Mayor’s Farm Aid Announcement Suggests National Aim
This article is from the archive of The New York Sun before the launch of its new website in 2022. The Sun has neither altered nor updated such articles but will seek to correct any errors, mis-categorizations or other problems introduced during transfer.

Mayor Bloomberg’s announcement that the city is hosting this year’s annual Farm Aid concert suggests that he has moved beyond New York City voters and is trying to appeal to a more national audience.
The event, which will take place on Randalls Island in September, is already giving the mayor a platform to talk about the importance of family-owned farms, a concern that is not at the top of most New Yorkers’ lists.
Mr. Bloomberg said yesterday that New York might not immediately spring to mind as a logical venue for Farm Aid, but he made the case for bringing the concert to the city, saying it will generate nearly $13 million of economic activity and further boost area farmers, who sell their produce at a growing number of green markets here.
“Two years ago, many asked the same question as to why New York was the proper venue when we brought the Country Music Awards here,” the mayor said during a news conference with the cofounders of Farm Aid, Willie Nelson and John Mellencamp, in Union Square. But he said that as counterintuitive as it sounds, New York State is the second biggest country music market in America and a “great agricultural state.”
Pollster Scott Rasmussen said the Farm Aid concert is something that could be useful for Mr. Bloomberg to tout when he travels the country to places such as Missouri, where he is scheduled to speak at a conference next month.
“If the mayor is trying to keep people thinking that he is thinking about running for president, it’s a perfect event,” Mr. Rasmussen, who is releasing a poll this morning that matches Mr. Bloomberg against Democratic and Republican presidential candidates in New Jersey, said.

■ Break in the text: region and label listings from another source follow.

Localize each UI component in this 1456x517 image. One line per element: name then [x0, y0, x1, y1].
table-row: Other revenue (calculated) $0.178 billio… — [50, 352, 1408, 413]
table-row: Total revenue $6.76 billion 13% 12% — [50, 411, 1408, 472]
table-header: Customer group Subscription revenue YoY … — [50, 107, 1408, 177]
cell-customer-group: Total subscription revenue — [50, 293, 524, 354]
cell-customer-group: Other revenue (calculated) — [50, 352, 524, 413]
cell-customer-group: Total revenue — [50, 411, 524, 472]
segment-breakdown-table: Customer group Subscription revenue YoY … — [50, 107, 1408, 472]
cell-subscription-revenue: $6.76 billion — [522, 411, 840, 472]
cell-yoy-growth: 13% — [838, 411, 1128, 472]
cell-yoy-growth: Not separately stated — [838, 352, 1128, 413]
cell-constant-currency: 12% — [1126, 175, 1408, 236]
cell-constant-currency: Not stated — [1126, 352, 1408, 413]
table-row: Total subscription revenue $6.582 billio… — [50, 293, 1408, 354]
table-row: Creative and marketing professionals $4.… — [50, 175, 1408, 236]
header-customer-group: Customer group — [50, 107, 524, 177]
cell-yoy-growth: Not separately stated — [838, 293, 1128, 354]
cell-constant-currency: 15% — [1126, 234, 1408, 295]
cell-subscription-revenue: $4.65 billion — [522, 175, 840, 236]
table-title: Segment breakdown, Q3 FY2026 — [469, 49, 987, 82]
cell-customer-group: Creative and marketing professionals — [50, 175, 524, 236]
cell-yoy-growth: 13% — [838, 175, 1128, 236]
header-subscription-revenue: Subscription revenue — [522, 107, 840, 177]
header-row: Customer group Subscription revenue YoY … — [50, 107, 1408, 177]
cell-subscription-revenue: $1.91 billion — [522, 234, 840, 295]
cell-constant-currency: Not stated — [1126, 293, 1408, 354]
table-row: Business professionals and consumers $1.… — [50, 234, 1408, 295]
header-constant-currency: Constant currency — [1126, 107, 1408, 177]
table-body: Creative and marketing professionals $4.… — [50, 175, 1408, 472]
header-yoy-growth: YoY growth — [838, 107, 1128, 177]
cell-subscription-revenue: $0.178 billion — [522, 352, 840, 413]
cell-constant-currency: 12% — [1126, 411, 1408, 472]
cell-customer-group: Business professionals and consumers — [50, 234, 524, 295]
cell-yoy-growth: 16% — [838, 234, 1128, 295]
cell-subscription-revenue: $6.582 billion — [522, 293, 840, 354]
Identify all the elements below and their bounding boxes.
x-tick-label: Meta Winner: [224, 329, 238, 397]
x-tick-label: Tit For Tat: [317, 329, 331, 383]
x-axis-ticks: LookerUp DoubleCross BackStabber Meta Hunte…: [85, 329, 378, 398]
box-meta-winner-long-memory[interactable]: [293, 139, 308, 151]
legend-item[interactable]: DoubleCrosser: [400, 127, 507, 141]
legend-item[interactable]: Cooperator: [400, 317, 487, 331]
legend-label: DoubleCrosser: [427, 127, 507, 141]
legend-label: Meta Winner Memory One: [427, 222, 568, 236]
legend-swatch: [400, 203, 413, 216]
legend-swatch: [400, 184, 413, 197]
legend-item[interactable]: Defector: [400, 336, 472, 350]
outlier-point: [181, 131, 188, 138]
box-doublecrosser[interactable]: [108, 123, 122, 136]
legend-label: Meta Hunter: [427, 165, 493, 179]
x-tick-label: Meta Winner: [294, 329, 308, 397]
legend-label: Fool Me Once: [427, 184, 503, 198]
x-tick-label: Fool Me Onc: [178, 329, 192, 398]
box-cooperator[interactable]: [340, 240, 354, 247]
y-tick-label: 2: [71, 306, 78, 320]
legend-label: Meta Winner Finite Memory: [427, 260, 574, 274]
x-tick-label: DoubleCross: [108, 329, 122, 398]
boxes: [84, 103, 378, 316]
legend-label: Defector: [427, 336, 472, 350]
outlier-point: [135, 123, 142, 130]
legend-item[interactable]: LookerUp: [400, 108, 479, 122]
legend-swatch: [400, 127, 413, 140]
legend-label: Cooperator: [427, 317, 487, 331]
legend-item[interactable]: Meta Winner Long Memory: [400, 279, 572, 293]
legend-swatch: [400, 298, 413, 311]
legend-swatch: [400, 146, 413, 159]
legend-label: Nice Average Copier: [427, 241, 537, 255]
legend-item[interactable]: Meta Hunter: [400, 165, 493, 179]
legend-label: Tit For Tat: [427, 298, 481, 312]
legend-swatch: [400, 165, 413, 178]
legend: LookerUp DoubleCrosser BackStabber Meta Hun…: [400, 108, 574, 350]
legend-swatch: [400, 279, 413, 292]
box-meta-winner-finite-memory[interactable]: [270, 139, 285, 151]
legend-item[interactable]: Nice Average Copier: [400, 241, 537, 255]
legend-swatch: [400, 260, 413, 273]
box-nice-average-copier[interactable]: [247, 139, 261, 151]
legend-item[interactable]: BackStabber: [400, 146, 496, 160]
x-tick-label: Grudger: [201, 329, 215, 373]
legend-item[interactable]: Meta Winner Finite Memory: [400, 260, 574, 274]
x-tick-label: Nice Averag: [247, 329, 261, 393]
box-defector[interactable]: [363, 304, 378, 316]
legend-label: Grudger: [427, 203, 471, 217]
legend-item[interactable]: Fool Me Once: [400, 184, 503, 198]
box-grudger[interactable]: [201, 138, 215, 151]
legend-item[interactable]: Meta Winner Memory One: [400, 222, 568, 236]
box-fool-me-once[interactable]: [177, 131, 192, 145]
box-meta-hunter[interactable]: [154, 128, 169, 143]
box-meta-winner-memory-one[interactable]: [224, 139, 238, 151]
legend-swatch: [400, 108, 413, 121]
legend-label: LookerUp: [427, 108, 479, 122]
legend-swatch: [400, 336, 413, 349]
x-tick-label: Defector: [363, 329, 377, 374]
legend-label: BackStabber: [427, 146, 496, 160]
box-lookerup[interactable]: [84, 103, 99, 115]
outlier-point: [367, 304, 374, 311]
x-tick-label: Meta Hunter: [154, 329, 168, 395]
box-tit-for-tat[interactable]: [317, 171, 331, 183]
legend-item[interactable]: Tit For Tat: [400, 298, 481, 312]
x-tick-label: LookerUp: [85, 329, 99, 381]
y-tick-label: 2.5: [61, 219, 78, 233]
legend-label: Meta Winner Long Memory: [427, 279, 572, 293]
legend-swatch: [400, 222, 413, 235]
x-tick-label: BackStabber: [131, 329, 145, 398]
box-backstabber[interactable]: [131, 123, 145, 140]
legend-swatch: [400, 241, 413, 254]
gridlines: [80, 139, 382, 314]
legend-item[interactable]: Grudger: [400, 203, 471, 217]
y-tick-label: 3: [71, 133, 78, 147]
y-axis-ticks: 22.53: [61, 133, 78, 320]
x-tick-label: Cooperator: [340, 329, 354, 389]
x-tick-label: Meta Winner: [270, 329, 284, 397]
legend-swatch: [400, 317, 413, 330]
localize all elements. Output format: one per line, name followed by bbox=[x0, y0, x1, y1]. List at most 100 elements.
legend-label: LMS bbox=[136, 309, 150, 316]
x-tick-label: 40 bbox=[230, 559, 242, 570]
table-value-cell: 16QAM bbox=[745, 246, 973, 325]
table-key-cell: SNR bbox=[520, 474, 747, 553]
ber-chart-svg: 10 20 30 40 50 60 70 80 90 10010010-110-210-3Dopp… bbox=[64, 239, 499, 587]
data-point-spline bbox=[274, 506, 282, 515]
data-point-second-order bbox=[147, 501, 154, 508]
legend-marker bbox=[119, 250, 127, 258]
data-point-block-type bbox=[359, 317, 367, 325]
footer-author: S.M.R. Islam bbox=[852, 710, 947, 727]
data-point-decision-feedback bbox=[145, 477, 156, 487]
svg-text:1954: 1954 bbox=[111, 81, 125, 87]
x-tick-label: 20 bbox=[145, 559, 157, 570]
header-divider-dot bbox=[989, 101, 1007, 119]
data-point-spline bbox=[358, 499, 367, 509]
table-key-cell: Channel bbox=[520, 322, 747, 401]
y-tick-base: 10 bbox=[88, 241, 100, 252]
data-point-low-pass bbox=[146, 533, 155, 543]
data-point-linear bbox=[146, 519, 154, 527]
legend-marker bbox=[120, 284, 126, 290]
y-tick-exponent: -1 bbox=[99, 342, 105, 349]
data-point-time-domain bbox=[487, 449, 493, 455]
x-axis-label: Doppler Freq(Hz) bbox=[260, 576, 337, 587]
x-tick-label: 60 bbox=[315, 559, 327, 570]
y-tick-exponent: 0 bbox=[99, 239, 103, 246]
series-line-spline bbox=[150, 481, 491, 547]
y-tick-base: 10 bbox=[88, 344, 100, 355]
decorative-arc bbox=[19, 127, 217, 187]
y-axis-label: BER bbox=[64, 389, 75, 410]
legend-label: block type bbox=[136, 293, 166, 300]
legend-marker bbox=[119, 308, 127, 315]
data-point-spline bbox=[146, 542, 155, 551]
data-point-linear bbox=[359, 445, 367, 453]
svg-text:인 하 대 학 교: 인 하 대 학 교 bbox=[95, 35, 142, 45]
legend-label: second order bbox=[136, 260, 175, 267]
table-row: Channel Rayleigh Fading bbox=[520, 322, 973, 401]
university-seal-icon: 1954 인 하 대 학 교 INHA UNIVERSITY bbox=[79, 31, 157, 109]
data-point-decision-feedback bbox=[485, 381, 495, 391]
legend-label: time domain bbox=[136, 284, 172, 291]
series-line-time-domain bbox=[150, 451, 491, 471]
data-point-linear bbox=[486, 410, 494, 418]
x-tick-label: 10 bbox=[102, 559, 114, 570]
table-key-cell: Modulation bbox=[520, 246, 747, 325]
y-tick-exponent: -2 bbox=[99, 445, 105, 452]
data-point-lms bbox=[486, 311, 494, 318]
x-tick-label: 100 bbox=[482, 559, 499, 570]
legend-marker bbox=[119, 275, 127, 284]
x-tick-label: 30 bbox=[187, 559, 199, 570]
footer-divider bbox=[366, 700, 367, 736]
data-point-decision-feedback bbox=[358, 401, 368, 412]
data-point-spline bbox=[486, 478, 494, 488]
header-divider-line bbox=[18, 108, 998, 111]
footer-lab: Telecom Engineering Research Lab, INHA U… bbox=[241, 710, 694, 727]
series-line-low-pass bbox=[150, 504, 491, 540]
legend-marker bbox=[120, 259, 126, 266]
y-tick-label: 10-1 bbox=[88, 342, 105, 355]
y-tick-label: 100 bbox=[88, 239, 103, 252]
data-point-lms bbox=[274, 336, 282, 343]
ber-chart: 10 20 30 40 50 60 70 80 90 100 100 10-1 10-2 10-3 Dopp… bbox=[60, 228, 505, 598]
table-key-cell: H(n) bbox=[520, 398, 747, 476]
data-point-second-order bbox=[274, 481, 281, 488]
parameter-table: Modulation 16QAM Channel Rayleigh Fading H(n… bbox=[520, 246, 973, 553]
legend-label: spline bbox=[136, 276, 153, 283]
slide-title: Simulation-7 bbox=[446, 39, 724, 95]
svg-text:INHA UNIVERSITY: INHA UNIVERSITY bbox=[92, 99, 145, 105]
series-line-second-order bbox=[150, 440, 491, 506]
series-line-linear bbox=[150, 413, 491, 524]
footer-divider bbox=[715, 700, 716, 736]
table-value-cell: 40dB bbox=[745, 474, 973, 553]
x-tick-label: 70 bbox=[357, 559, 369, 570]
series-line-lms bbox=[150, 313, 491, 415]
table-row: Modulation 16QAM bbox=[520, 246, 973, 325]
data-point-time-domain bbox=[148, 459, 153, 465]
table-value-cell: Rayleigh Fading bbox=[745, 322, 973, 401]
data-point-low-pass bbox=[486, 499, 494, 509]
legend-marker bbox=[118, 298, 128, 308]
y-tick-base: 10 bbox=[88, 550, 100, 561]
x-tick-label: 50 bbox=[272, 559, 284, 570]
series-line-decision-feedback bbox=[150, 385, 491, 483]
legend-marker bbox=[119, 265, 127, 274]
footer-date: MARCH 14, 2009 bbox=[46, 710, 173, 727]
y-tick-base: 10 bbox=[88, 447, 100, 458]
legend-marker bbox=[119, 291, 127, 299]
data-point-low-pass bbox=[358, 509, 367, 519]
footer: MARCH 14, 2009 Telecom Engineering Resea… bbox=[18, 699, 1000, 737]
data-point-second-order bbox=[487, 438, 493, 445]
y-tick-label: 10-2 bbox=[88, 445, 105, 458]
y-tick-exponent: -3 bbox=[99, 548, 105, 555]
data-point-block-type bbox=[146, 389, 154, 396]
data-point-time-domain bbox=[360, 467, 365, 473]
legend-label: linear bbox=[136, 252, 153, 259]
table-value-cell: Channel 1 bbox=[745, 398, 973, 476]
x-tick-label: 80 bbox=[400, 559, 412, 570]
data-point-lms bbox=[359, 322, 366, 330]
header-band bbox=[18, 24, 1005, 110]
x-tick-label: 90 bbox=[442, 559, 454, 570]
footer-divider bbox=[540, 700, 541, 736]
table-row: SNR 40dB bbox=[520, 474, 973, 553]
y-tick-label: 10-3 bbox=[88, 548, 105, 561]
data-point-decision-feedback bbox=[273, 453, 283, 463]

The mayor has denied his candidacy in the past.
The Farm Aid event was part of a package of initiatives Mr. Bloomberg tied yesterday to his overarching plan to improve the city’s environment and reduce its greenhouse gas emissions by 30%.
He also disclosed that the city would soon start offering property tax abatements to private building owners who install solar panels to generate electricity. And he said the city would issue a request for proposals this fall to find a private company to install solar panels on a number of city buildings.
In addition to his solar power proposals, the mayor pledged that by July 2008, 30% of the heating oil that the city purchases for municipal buildings will contain 5% biodiesel, a fuel made from renewable sources such as vegetable oils.
Also yesterday, Mr. Bloomberg traveled to Roosevelt Island to announce that two businesses there, a Gristede’s Supermarket and a parking garage, are getting their electricity exclusively from underwater turbines. “If the project is successful, the East River could become home to more than 300 turbines, producing an annual amount of energy equivalent to 68,000 barrels of oil,” he said.
In Union Square, Mr. Bloomberg walked through the green market with Messrs. Nelson and Mellencamp, stopping to snack on snap peas.
Mr. Nelson, who cracked a joke about marijuana that drew laughter from the mayor and the rest of the crowd, said Farm Aid makes sense in New York because “more people eat probably around here than anywhere in the world.”
Tickets for the September 9 benefit concert — which will feature Messrs. Nelson and Mellencamp, along with Dave Matthews and Neil Young — go on sale Saturday.